Mardi 13 mai, pendant un live sur sa chaîne Twitch, le streameur Anyme a été victime d’un baiser forcé de la part de l’humoriste Déborah Skuluch. La scène a suscité une vive polémique et des réactions indignées sur les réseaux sociaux.
Un incident choquant en direct
Anyme, un Rennais de 22 ans qui anime la troisième chaîne la plus visionnée de Twitch avec 2,7 millions d’heures regardées en avril 2025, commentait la cérémonie des « Flammes » lorsqu’il a été approché par Déborah Skuluch. Celle-ci lui a déclaré : « Le live veut que je te galoche pour deux euros. » En dépit du refus d’Anyme – il répondit : « Comment ça, me galoche pour 2 euros ? Mais ça va pas, non ! » – l’humoriste l’a embrassé sans son consentement.
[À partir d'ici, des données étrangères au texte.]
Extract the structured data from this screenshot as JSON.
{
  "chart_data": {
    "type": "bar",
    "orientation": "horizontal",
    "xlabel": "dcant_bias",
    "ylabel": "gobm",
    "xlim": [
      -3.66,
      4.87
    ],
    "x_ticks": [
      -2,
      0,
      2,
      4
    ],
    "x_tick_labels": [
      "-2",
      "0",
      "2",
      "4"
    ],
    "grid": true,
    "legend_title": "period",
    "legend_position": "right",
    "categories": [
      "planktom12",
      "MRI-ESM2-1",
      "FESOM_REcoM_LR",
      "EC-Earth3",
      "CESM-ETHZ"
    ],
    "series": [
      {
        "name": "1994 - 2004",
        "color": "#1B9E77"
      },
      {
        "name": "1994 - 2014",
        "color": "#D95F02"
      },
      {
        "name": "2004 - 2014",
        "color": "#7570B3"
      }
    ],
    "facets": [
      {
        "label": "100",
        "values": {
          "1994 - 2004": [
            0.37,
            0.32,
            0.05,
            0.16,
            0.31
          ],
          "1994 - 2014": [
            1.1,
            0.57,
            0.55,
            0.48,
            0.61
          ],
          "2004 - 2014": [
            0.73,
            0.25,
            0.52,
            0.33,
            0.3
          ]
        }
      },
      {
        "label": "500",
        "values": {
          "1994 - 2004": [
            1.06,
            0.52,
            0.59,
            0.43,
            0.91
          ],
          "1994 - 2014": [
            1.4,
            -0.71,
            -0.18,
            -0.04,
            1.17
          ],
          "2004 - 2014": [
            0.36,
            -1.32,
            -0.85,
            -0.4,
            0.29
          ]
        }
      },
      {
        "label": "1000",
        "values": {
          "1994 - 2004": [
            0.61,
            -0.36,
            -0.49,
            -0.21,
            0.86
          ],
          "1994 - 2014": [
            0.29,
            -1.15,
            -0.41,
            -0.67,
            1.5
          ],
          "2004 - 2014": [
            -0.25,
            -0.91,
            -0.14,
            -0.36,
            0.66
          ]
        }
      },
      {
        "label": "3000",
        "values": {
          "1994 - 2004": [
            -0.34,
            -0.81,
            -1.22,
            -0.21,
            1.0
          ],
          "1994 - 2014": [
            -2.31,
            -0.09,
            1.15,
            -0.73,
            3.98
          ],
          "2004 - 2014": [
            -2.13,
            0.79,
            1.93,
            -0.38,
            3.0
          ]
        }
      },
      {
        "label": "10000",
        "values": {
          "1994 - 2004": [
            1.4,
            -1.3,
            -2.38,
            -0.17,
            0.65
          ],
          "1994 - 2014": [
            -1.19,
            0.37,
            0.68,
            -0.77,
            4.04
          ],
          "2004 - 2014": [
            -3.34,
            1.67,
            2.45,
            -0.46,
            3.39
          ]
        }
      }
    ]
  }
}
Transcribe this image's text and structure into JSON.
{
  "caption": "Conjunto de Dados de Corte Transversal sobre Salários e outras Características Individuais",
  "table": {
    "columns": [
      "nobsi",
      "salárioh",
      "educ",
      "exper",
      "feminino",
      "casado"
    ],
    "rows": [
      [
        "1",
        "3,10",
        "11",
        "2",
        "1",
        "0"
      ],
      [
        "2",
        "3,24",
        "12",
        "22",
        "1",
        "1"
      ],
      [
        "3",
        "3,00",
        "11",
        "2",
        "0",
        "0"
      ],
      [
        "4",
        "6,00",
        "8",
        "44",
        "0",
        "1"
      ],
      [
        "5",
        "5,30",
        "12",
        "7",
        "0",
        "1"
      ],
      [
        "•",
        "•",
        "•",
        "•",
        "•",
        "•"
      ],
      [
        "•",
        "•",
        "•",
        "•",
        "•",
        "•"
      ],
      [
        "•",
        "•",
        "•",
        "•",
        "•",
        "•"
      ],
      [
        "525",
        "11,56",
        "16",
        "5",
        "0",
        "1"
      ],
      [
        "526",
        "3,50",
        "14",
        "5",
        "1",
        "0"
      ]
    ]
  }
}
Le replay vidéo révèle qu’elle agrippe sa tête et l’embrasse alors qu’Anyme semble totalement surpris par cette situation. Après le geste libérateur de Skuluch, il lâche un « wesh », visiblement sous le choc. Son camarade créateur Grandingo commente rapidement : « C’est une agression sexuelle. »
Réactions dans la communauté et sur les réseaux sociaux
Une fois diffusée sur les plateformes sociales, cette séquence a provoqué une vague d’indignation parmi les internautes qui ont qualifié cet acte d’« agression sexuelle ». L’humoriste a tenté de se défendre dans une vidéo postée sur Instagram où elle explique avoir échangé avec Anyme après l’événement et affirme qu’« il n’y a rien ». En désignant le coin de sa lèvre du doigt, elle s’excuse pour ceux qui auraient été offensés. Elle déclare également : « Je m’en fous. Laissez-moi rigoler. Y’a personne qui va agresser quelqu’un. »
Du côté d’Anyme, bien que n’ayant pas encore pris position publiquement après cet incident traumatisant, il bénéficie déjà du soutien massif de nombreux créateurs. Parmi eux figure Trixy qui évoque ce sujet délicat sur X (anciennement Twitter) : « Force à Anyme, embrasser quelqu’un sans son consentement comme ça en 2025 c’est une agression et y’a rien à minimiser, c’est ECOEURANT. »
Cet incident soulève des interrogations importantes sur le consentement dans le milieu du divertissement et amplifie le débat autour des comportements inappropriés souvent banalisés dans certaines sphères publiques.